I often feel as if I’m stronger. So why can’t I just walk? It doesn’t seem that hard. Lately I have been working on walking with 1 small quad base cane, but am super nervous if there is nothing for me to hold on to if I feel unbalanced. I feel as if yes I’m still a little weak, but at the same time I am in my own head and feel nervous. Even though I have walked with that same cane 15 minutes ago.

Going places alone

Lately I have gotten to the place where I don’t want to have to wait on anyone, so I’ve been going places by myself. It can be scary because the world is a scary place and people can have ill intentions.

I want to travel and not have to worry if I will be able to still go because I have no one that can help me once i get to my destination. Or even feel safe. I want my independence back.

Working and disabled

It’s so unfair that even if you feel a little better, and have the strength to feel you can try and go back to work, you are under a radar because if you go a dollar over guidelines for any type of assistance, that gets snatched away.

Yes I am disabled. But I am also trying to have money to survive in this world, and enjoy life. It’s like whoever made the rules when it comes to being disabled and needing help? Be poor and we will pay for you to stay alive and get whatever you need. But the minute you try and better yourself we will take your resources, that help you navigate in the world.

We will pay for your expensive medications, but if you start to live comfortably we won’t pay for anything. And then I can’t afford the medicine to keep me alive.

It’s not fair!

Insurance

It’s frustrating that the insurance will only pay for so many physical therapy visits. NMO is an ongoing disease, for those whom became paralyzed from an attack should be able to get as much therapy as needed until we are back on our feet.

It’s not a race it’s a marathon. And the people who are making these decisions, I’m pretty sure haven’t been through what the people they are supposed to help have, because changes would be made expeditiously.

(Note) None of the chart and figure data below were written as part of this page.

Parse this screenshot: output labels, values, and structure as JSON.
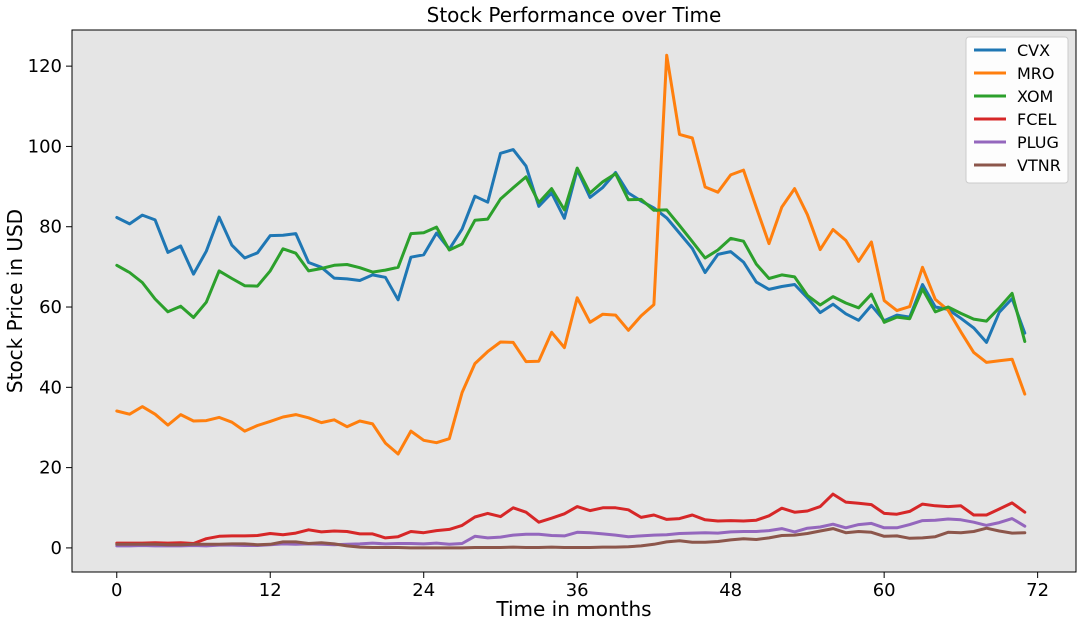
{
  "chart_data": {
    "type": "line",
    "title": "Stock Performance over Time",
    "xlabel": "Time in months",
    "ylabel": "Stock Price in USD",
    "xlim": [
      -3.5,
      75
    ],
    "ylim": [
      -6,
      129
    ],
    "xticks": [
      0,
      12,
      24,
      36,
      48,
      60,
      72
    ],
    "yticks": [
      0,
      20,
      40,
      60,
      80,
      100,
      120
    ],
    "grid": false,
    "background": "#e5e5e5",
    "legend_position": "top-right",
    "x": [
      0,
      1,
      2,
      3,
      4,
      5,
      6,
      7,
      8,
      9,
      10,
      11,
      12,
      13,
      14,
      15,
      16,
      17,
      18,
      19,
      20,
      21,
      22,
      23,
      24,
      25,
      26,
      27,
      28,
      29,
      30,
      31,
      32,
      33,
      34,
      35,
      36,
      37,
      38,
      39,
      40,
      41,
      42,
      43,
      44,
      45,
      46,
      47,
      48,
      49,
      50,
      51,
      52,
      53,
      54,
      55,
      56,
      57,
      58,
      59,
      60,
      61,
      62,
      63,
      64,
      65,
      66,
      67,
      68,
      69,
      70,
      71
    ],
    "series": [
      {
        "name": "CVX",
        "color": "#1f77b4",
        "values": [
          82.3,
          80.7,
          82.9,
          81.7,
          73.6,
          75.2,
          68.2,
          73.9,
          82.4,
          75.4,
          72.2,
          73.5,
          77.8,
          77.9,
          78.3,
          71.1,
          69.9,
          67.2,
          67.0,
          66.6,
          68.0,
          67.4,
          61.8,
          72.4,
          73.0,
          78.4,
          74.4,
          79.4,
          87.6,
          86.1,
          98.3,
          99.2,
          95.1,
          85.1,
          88.4,
          82.1,
          94.2,
          87.3,
          89.8,
          93.5,
          88.4,
          86.4,
          84.7,
          82.2,
          78.4,
          74.6,
          68.6,
          73.1,
          73.8,
          71.2,
          66.2,
          64.4,
          65.1,
          65.6,
          62.3,
          58.6,
          60.7,
          58.3,
          56.7,
          60.4,
          56.6,
          58.0,
          57.5,
          65.6,
          60.0,
          59.4,
          57.2,
          54.8,
          51.2,
          58.7,
          62.1,
          53.5
        ]
      },
      {
        "name": "MRO",
        "color": "#ff7f0e",
        "values": [
          34.1,
          33.3,
          35.2,
          33.3,
          30.6,
          33.2,
          31.6,
          31.7,
          32.5,
          31.3,
          29.1,
          30.5,
          31.5,
          32.6,
          33.2,
          32.4,
          31.2,
          31.9,
          30.2,
          31.6,
          30.9,
          26.1,
          23.4,
          29.1,
          26.8,
          26.2,
          27.2,
          38.7,
          45.9,
          48.9,
          51.3,
          51.2,
          46.4,
          46.5,
          53.7,
          49.9,
          62.3,
          56.2,
          58.2,
          58.0,
          54.2,
          57.8,
          60.6,
          122.7,
          103.0,
          102.1,
          89.9,
          88.6,
          92.9,
          94.1,
          84.8,
          75.8,
          84.9,
          89.5,
          83.0,
          74.3,
          79.3,
          76.6,
          71.4,
          76.2,
          61.6,
          59.1,
          60.1,
          69.9,
          61.9,
          59.2,
          53.8,
          48.7,
          46.2,
          46.6,
          47.0,
          38.3
        ]
      },
      {
        "name": "XOM",
        "color": "#2ca02c",
        "values": [
          70.4,
          68.6,
          66.1,
          62.0,
          58.8,
          60.2,
          57.4,
          61.2,
          69.0,
          67.1,
          65.3,
          65.2,
          69.0,
          74.5,
          73.4,
          69.0,
          69.6,
          70.4,
          70.6,
          69.8,
          68.7,
          69.2,
          69.9,
          78.3,
          78.5,
          79.9,
          74.2,
          75.7,
          81.6,
          81.9,
          86.9,
          89.7,
          92.4,
          86.0,
          89.5,
          84.2,
          94.6,
          88.4,
          91.2,
          93.2,
          86.7,
          86.8,
          84.1,
          84.2,
          80.3,
          76.3,
          72.2,
          74.2,
          77.1,
          76.4,
          70.7,
          67.1,
          68.0,
          67.5,
          62.9,
          60.5,
          62.6,
          61.0,
          59.8,
          63.2,
          56.2,
          57.5,
          57.1,
          64.5,
          58.8,
          60.0,
          58.4,
          57.0,
          56.5,
          59.8,
          63.4,
          51.4
        ]
      },
      {
        "name": "FCEL",
        "color": "#d62728",
        "values": [
          1.2,
          1.2,
          1.2,
          1.3,
          1.2,
          1.3,
          1.1,
          2.3,
          2.9,
          3.0,
          3.0,
          3.1,
          3.6,
          3.3,
          3.7,
          4.5,
          4.0,
          4.2,
          4.1,
          3.5,
          3.5,
          2.5,
          2.8,
          4.1,
          3.8,
          4.3,
          4.6,
          5.6,
          7.7,
          8.6,
          7.8,
          10.0,
          8.9,
          6.4,
          7.4,
          8.5,
          10.3,
          9.3,
          10.0,
          10.0,
          9.5,
          7.6,
          8.2,
          7.1,
          7.3,
          8.2,
          7.0,
          6.7,
          6.8,
          6.7,
          6.9,
          8.0,
          9.9,
          8.9,
          9.2,
          10.3,
          13.4,
          11.4,
          11.1,
          10.8,
          8.6,
          8.4,
          9.1,
          10.9,
          10.5,
          10.3,
          10.5,
          8.2,
          8.2,
          9.7,
          11.2,
          8.9
        ]
      },
      {
        "name": "PLUG",
        "color": "#9467bd",
        "values": [
          0.5,
          0.5,
          0.6,
          0.5,
          0.5,
          0.5,
          0.6,
          0.5,
          0.7,
          0.7,
          0.6,
          0.6,
          0.8,
          1.0,
          0.9,
          1.0,
          0.9,
          0.8,
          0.9,
          1.0,
          1.2,
          1.0,
          1.1,
          1.1,
          1.0,
          1.2,
          0.9,
          1.1,
          2.9,
          2.5,
          2.7,
          3.2,
          3.4,
          3.4,
          3.1,
          3.0,
          3.9,
          3.8,
          3.5,
          3.2,
          2.8,
          3.0,
          3.2,
          3.3,
          3.6,
          3.7,
          3.8,
          3.7,
          4.0,
          4.1,
          4.1,
          4.3,
          4.8,
          4.0,
          4.9,
          5.2,
          5.9,
          5.0,
          5.8,
          6.1,
          5.0,
          5.0,
          5.8,
          6.8,
          6.9,
          7.2,
          7.0,
          6.4,
          5.6,
          6.3,
          7.3,
          5.4
        ]
      },
      {
        "name": "VTNR",
        "color": "#8c564b",
        "values": [
          0.9,
          0.9,
          0.9,
          0.9,
          0.8,
          0.8,
          0.9,
          0.9,
          0.9,
          1.0,
          1.0,
          0.8,
          0.9,
          1.5,
          1.5,
          1.1,
          1.3,
          1.0,
          0.5,
          0.2,
          0.1,
          0.1,
          0.1,
          0.0,
          0.0,
          0.0,
          0.0,
          0.0,
          0.1,
          0.1,
          0.1,
          0.2,
          0.1,
          0.1,
          0.2,
          0.1,
          0.1,
          0.1,
          0.2,
          0.2,
          0.3,
          0.5,
          0.9,
          1.5,
          1.8,
          1.4,
          1.4,
          1.6,
          2.0,
          2.3,
          2.1,
          2.5,
          3.1,
          3.2,
          3.6,
          4.2,
          4.8,
          3.8,
          4.1,
          3.9,
          2.9,
          3.0,
          2.4,
          2.5,
          2.8,
          3.9,
          3.8,
          4.1,
          4.9,
          4.2,
          3.7,
          3.8
        ]
      }
    ]
  }
}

It's okay to be frustrated

I find myself having these conversations with myself and God, being thankful and grateful for my progress. However, I am ready to get up! I have remained positive throughout the entire process but lately I have been very frustrated, and been okay with venting.

Although I vent, I never forget to pray. Pray for comfort, and strength as I go through this journey. I understand my battle is not for me, it’s to help the next person who may be like me, or look at my story and put their situation in perspective.

I give myself the time to be angry and frustrated. I vent to myself or my mom, or friend. Then I take that energy and I get up to my walker and walk. I use that energy and start doing a few exercises that I know are supposed to help strengthen my body. Then I look at my calendar and make sure I have set days to workout because, I don’t want that frustration to keep me down. I transfer that type of energy to make me work harder at my goal of walking and getting stronger.

I am looking forward to the day when I can leave that wheelchair behind and go on about my day. I do not even want some to ask me if a would like to sit! I have been sitting long enough.